President Bush's top adviser, Karl Rove, is implicated in a real security breach and should be forced from his job.

    Karl Rove may sleep a little better now that President Bush says that lawbreaking in the Valerie Plame leak -- not just the leak itself -- will be the standard for firing anyone in the White House who disclosed Plame's role as a CIA agent. We're not sure anyone else should.

    Rove and I. Lewis "Scooter" Libby, Vice President Dick Cheney's chief of staff, leaked the Plame-CIA information, says Time magazine's Matthew Cooper. But, as pretty much everyone now knows, they would have had to leak it to Osama bin Laden, sign an al-Qaida pledge card and accept a personal check in order to actually break the law in question.

    Maybe the safest bet is that Judith Miller, The New York Times reporter who was jailed for refusing to disclose her sources on this topic, will be the only person to see the inside of a jail cell because of it. And she didn't even write a story.

    But even if what Rove and Libby did is not a crime, it is an exceptionally bad and cynical habit in George W. Bush's inner circle, and now would be a good time to break it.

    If you'll recall, Plame the CIA agent also is the wife of former ambassador Joseph C. Wilson IV, whom the CIA sent to Niger in 2002 to find out whether Saddam Hussein was buying enriched uranium to use for weapons of mass destruction. Wilson didn't find much and said so in his report to the CIA. It was a report that the White House obviously ignored when it built its case to go to war in Iraq.

    But when Wilson wrote an essay for a New York Times opinion page in 2003, the White House took notice. Wilson accused the White House of orchestrating a campaign to discredit him.

    After the op-ed piece appeared, it was disclosed that Wilson's wife worked for the CIA in an undercover job and that her connections led to Wilson getting the Niger assignment.

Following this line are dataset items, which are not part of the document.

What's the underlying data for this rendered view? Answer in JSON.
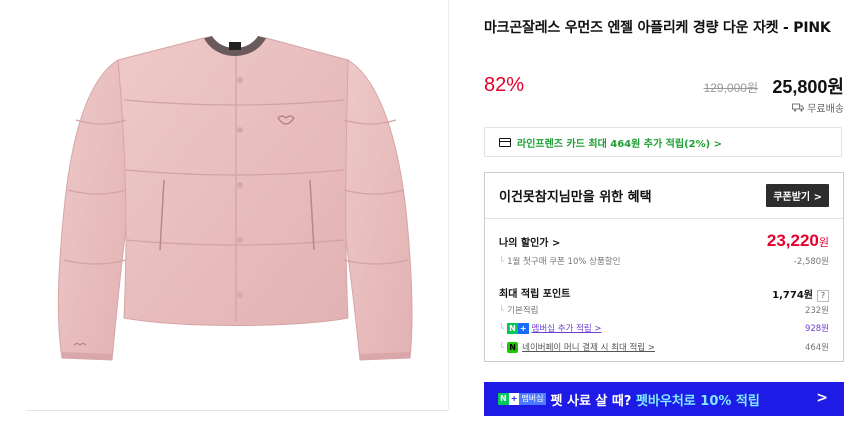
{
  "product": {
    "title": "마크곤잘레스 우먼즈 엔젤 아플리케 경량 다운 자켓 - PINK",
    "discount": "82%",
    "original_price": "129,000원",
    "sale_price": "25,800원",
    "shipping": "무료배송"
  },
  "card_banner": {
    "text": "라인프렌즈 카드 최대 464원 추가 적립(2%) >"
  },
  "benefits": {
    "title": "이건못참지님만을 위한 혜택",
    "coupon_button": "쿠폰받기 >",
    "my_price_label": "나의 할인가 >",
    "my_price_value": "23,220",
    "my_price_unit": "원",
    "coupon_detail": "1월 첫구매 쿠폰 10% 상품할인",
    "coupon_detail_value": "-2,580원",
    "points_label": "최대 적립 포인트",
    "points_value": "1,774원",
    "points_help": "?",
    "basic_label": "기본적립",
    "basic_value": "232원",
    "membership_label": "멤버십 추가 적립 >",
    "membership_value": "928원",
    "npay_label": "네이버페이 머니 결제 시 최대 적립 >",
    "npay_value": "464원"
  },
  "cta": {
    "badge_n": "N",
    "badge_plus": "+",
    "badge_membership": "멤버십",
    "text_main": "펫 사료 살 때?",
    "text_highlight": " 펫바우처로 10% 적립",
    "arrow": ">"
  },
  "colors": {
    "accent_red": "#e4002b",
    "naver_green": "#03c75a",
    "cta_blue": "#1d1be5",
    "membership_purple": "#6c3fd0"
  }
}
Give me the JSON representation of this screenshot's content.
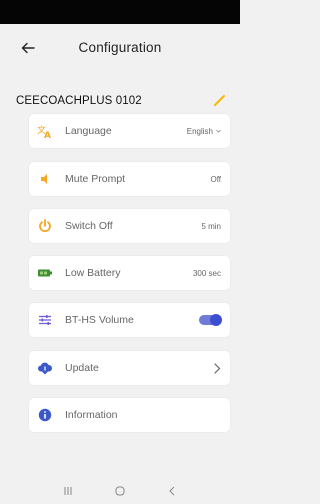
{
  "header": {
    "title": "Configuration",
    "back_icon": "arrow-left-icon"
  },
  "device": {
    "name": "CEECOACHPLUS 0102",
    "edit_icon": "pencil-icon",
    "accent_color": "#f5b800"
  },
  "settings": [
    {
      "label": "Language",
      "value": "English",
      "icon": "translate-icon",
      "control": "dropdown"
    },
    {
      "label": "Mute Prompt",
      "value": "Off",
      "icon": "speaker-icon",
      "control": "value"
    },
    {
      "label": "Switch Off",
      "value": "5 min",
      "icon": "power-icon",
      "control": "value"
    },
    {
      "label": "Low Battery",
      "value": "300 sec",
      "icon": "battery-icon",
      "control": "value"
    },
    {
      "label": "BT-HS Volume",
      "value": "",
      "icon": "equalizer-icon",
      "control": "toggle",
      "toggle_on": true
    },
    {
      "label": "Update",
      "value": "",
      "icon": "cloud-download-icon",
      "control": "chevron"
    },
    {
      "label": "Information",
      "value": "",
      "icon": "info-icon",
      "control": "none"
    }
  ],
  "colors": {
    "orange": "#f5a623",
    "green": "#3e8e33",
    "blue": "#3c58c8",
    "purple": "#6a5bd6"
  },
  "navbar": {
    "items": [
      "recent-apps-icon",
      "home-icon",
      "back-icon"
    ]
  }
}
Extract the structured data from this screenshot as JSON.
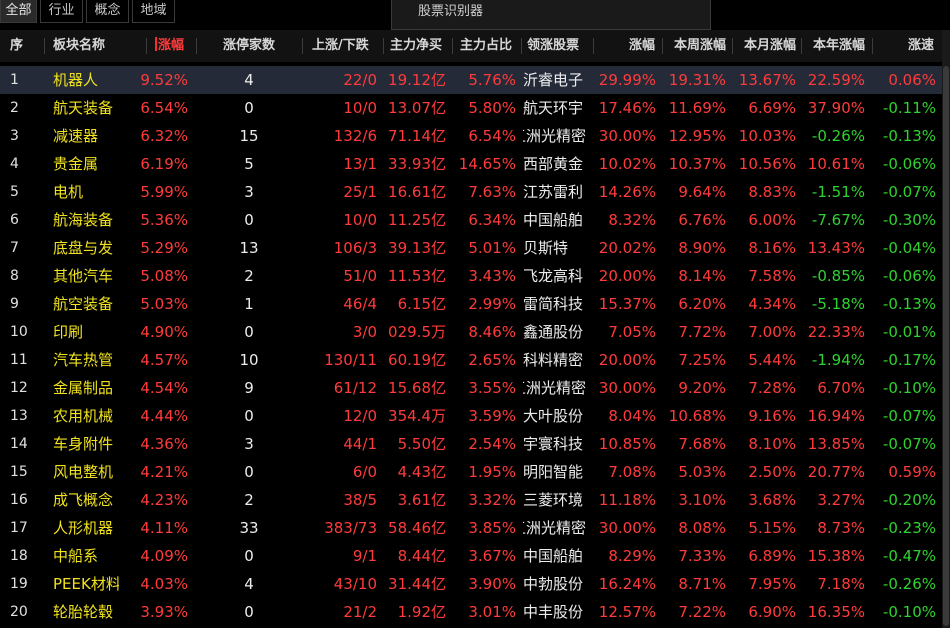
{
  "tabs": [
    {
      "label": "全部",
      "active": true
    },
    {
      "label": "行业",
      "active": false
    },
    {
      "label": "概念",
      "active": false
    },
    {
      "label": "地域",
      "active": false
    }
  ],
  "tool_tab": {
    "label": "股票识别器"
  },
  "columns": {
    "idx": "序",
    "name": "板块名称",
    "chg": "涨幅",
    "limit": "涨停家数",
    "updown": "上涨/下跌",
    "net": "主力净买",
    "ratio": "主力占比",
    "lead": "领涨股票",
    "lead_chg": "涨幅",
    "week": "本周涨幅",
    "month": "本月涨幅",
    "year": "本年涨幅",
    "speed": "涨速"
  },
  "rows": [
    {
      "idx": "1",
      "name": "机器人",
      "chg": "9.52%",
      "limit": "4",
      "updown": "22/0",
      "net": "19.12亿",
      "ratio": "5.76%",
      "lead": "沂睿电子",
      "lead_chg": "29.99%",
      "week": "19.31%",
      "month": "13.67%",
      "year": "22.59%",
      "speed": "0.06%"
    },
    {
      "idx": "2",
      "name": "航天装备",
      "chg": "6.54%",
      "limit": "0",
      "updown": "10/0",
      "net": "13.07亿",
      "ratio": "5.80%",
      "lead": "航天环宇",
      "lead_chg": "17.46%",
      "week": "11.69%",
      "month": "6.69%",
      "year": "37.90%",
      "speed": "-0.11%"
    },
    {
      "idx": "3",
      "name": "减速器",
      "chg": "6.32%",
      "limit": "15",
      "updown": "132/6",
      "net": "71.14亿",
      "ratio": "6.54%",
      "lead": "五洲光精密",
      "lead_chg": "30.00%",
      "week": "12.95%",
      "month": "10.03%",
      "year": "-0.26%",
      "speed": "-0.13%"
    },
    {
      "idx": "4",
      "name": "贵金属",
      "chg": "6.19%",
      "limit": "5",
      "updown": "13/1",
      "net": "33.93亿",
      "ratio": "14.65%",
      "lead": "西部黄金",
      "lead_chg": "10.02%",
      "week": "10.37%",
      "month": "10.56%",
      "year": "10.61%",
      "speed": "-0.06%"
    },
    {
      "idx": "5",
      "name": "电机",
      "chg": "5.99%",
      "limit": "3",
      "updown": "25/1",
      "net": "16.61亿",
      "ratio": "7.63%",
      "lead": "江苏雷利",
      "lead_chg": "14.26%",
      "week": "9.64%",
      "month": "8.83%",
      "year": "-1.51%",
      "speed": "-0.07%"
    },
    {
      "idx": "6",
      "name": "航海装备",
      "chg": "5.36%",
      "limit": "0",
      "updown": "10/0",
      "net": "11.25亿",
      "ratio": "6.34%",
      "lead": "中国船舶",
      "lead_chg": "8.32%",
      "week": "6.76%",
      "month": "6.00%",
      "year": "-7.67%",
      "speed": "-0.30%"
    },
    {
      "idx": "7",
      "name": "底盘与发",
      "chg": "5.29%",
      "limit": "13",
      "updown": "106/3",
      "net": "39.13亿",
      "ratio": "5.01%",
      "lead": "贝斯特",
      "lead_chg": "20.02%",
      "week": "8.90%",
      "month": "8.16%",
      "year": "13.43%",
      "speed": "-0.04%"
    },
    {
      "idx": "8",
      "name": "其他汽车",
      "chg": "5.08%",
      "limit": "2",
      "updown": "51/0",
      "net": "11.53亿",
      "ratio": "3.43%",
      "lead": "飞龙高科",
      "lead_chg": "20.00%",
      "week": "8.14%",
      "month": "7.58%",
      "year": "-0.85%",
      "speed": "-0.06%"
    },
    {
      "idx": "9",
      "name": "航空装备",
      "chg": "5.03%",
      "limit": "1",
      "updown": "46/4",
      "net": "6.15亿",
      "ratio": "2.99%",
      "lead": "雷简科技",
      "lead_chg": "15.37%",
      "week": "6.20%",
      "month": "4.34%",
      "year": "-5.18%",
      "speed": "-0.13%"
    },
    {
      "idx": "10",
      "name": "印刷",
      "chg": "4.90%",
      "limit": "0",
      "updown": "3/0",
      "net": "029.5万",
      "ratio": "8.46%",
      "lead": "鑫通股份",
      "lead_chg": "7.05%",
      "week": "7.72%",
      "month": "7.00%",
      "year": "22.33%",
      "speed": "-0.01%"
    },
    {
      "idx": "11",
      "name": "汽车热管",
      "chg": "4.57%",
      "limit": "10",
      "updown": "130/11",
      "net": "60.19亿",
      "ratio": "2.65%",
      "lead": "科料精密",
      "lead_chg": "20.00%",
      "week": "7.25%",
      "month": "5.44%",
      "year": "-1.94%",
      "speed": "-0.17%"
    },
    {
      "idx": "12",
      "name": "金属制品",
      "chg": "4.54%",
      "limit": "9",
      "updown": "61/12",
      "net": "15.68亿",
      "ratio": "3.55%",
      "lead": "五洲光精密",
      "lead_chg": "30.00%",
      "week": "9.20%",
      "month": "7.28%",
      "year": "6.70%",
      "speed": "-0.10%"
    },
    {
      "idx": "13",
      "name": "农用机械",
      "chg": "4.44%",
      "limit": "0",
      "updown": "12/0",
      "net": "354.4万",
      "ratio": "3.59%",
      "lead": "大叶股份",
      "lead_chg": "8.04%",
      "week": "10.68%",
      "month": "9.16%",
      "year": "16.94%",
      "speed": "-0.07%"
    },
    {
      "idx": "14",
      "name": "车身附件",
      "chg": "4.36%",
      "limit": "3",
      "updown": "44/1",
      "net": "5.50亿",
      "ratio": "2.54%",
      "lead": "宇寰科技",
      "lead_chg": "10.85%",
      "week": "7.68%",
      "month": "8.10%",
      "year": "13.85%",
      "speed": "-0.07%"
    },
    {
      "idx": "15",
      "name": "风电整机",
      "chg": "4.21%",
      "limit": "0",
      "updown": "6/0",
      "net": "4.43亿",
      "ratio": "1.95%",
      "lead": "明阳智能",
      "lead_chg": "7.08%",
      "week": "5.03%",
      "month": "2.50%",
      "year": "20.77%",
      "speed": "0.59%"
    },
    {
      "idx": "16",
      "name": "成飞概念",
      "chg": "4.23%",
      "limit": "2",
      "updown": "38/5",
      "net": "3.61亿",
      "ratio": "3.32%",
      "lead": "三菱环境",
      "lead_chg": "11.18%",
      "week": "3.10%",
      "month": "3.68%",
      "year": "3.27%",
      "speed": "-0.20%"
    },
    {
      "idx": "17",
      "name": "人形机器",
      "chg": "4.11%",
      "limit": "33",
      "updown": "383/73",
      "net": "58.46亿",
      "ratio": "3.85%",
      "lead": "五洲光精密",
      "lead_chg": "30.00%",
      "week": "8.08%",
      "month": "5.15%",
      "year": "8.73%",
      "speed": "-0.23%"
    },
    {
      "idx": "18",
      "name": "中船系",
      "chg": "4.09%",
      "limit": "0",
      "updown": "9/1",
      "net": "8.44亿",
      "ratio": "3.67%",
      "lead": "中国船舶",
      "lead_chg": "8.29%",
      "week": "7.33%",
      "month": "6.89%",
      "year": "15.38%",
      "speed": "-0.47%"
    },
    {
      "idx": "19",
      "name": "PEEK材料",
      "chg": "4.03%",
      "limit": "4",
      "updown": "43/10",
      "net": "31.44亿",
      "ratio": "3.90%",
      "lead": "中勃股份",
      "lead_chg": "16.24%",
      "week": "8.71%",
      "month": "7.95%",
      "year": "7.18%",
      "speed": "-0.26%"
    },
    {
      "idx": "20",
      "name": "轮胎轮毂",
      "chg": "3.93%",
      "limit": "0",
      "updown": "21/2",
      "net": "1.92亿",
      "ratio": "3.01%",
      "lead": "中丰股份",
      "lead_chg": "12.57%",
      "week": "7.22%",
      "month": "6.90%",
      "year": "16.35%",
      "speed": "-0.10%"
    }
  ],
  "colors": {
    "up": "#ff3b3b",
    "down": "#2fd22f",
    "name": "#f0e21e",
    "selected_row": "#242a38"
  }
}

    For his part, Rove said through an attorney that he didn't specifically disclose Plame's name. This is the thinnest of reeds, though, if Cooper's account is correct and Rove identified Wilson's wife as a CIA agent.

    We don't know whether all of this was White House retaliation, a warning to others that disagreeing with the president has career implications or simply a matter of good ol' Karl helping out a couple of folks in the press room. But it's pretty clear that, from Ann Richards to Joe Wilson to John Kerry, hardball is too soft a term for the kind of politics the president's people like to play. And it's pretty clear that, whatever you call the game, Rove is the team captain.

    Frank Rich, a liberal columnist for The New York Times, suggested in a piece reprinted on our Commentary page today that Rove is out anyway. It is just a matter of time before the politics run their course and the president's close political adviser departs.

    That would be a fine outcome and a proper one considering the level of White House cynicism here. But it would be better if the president did the right thing and fired Rove now. Similarly, Cheney should fire Libby.

    After all, there is a point where the game of politics ends and real life begins. We'd suggest that the point probably comes well before a real-life reporter gets thrown in jail and a real-life secret agent's identity gets revealed by the minions of her commander in chief.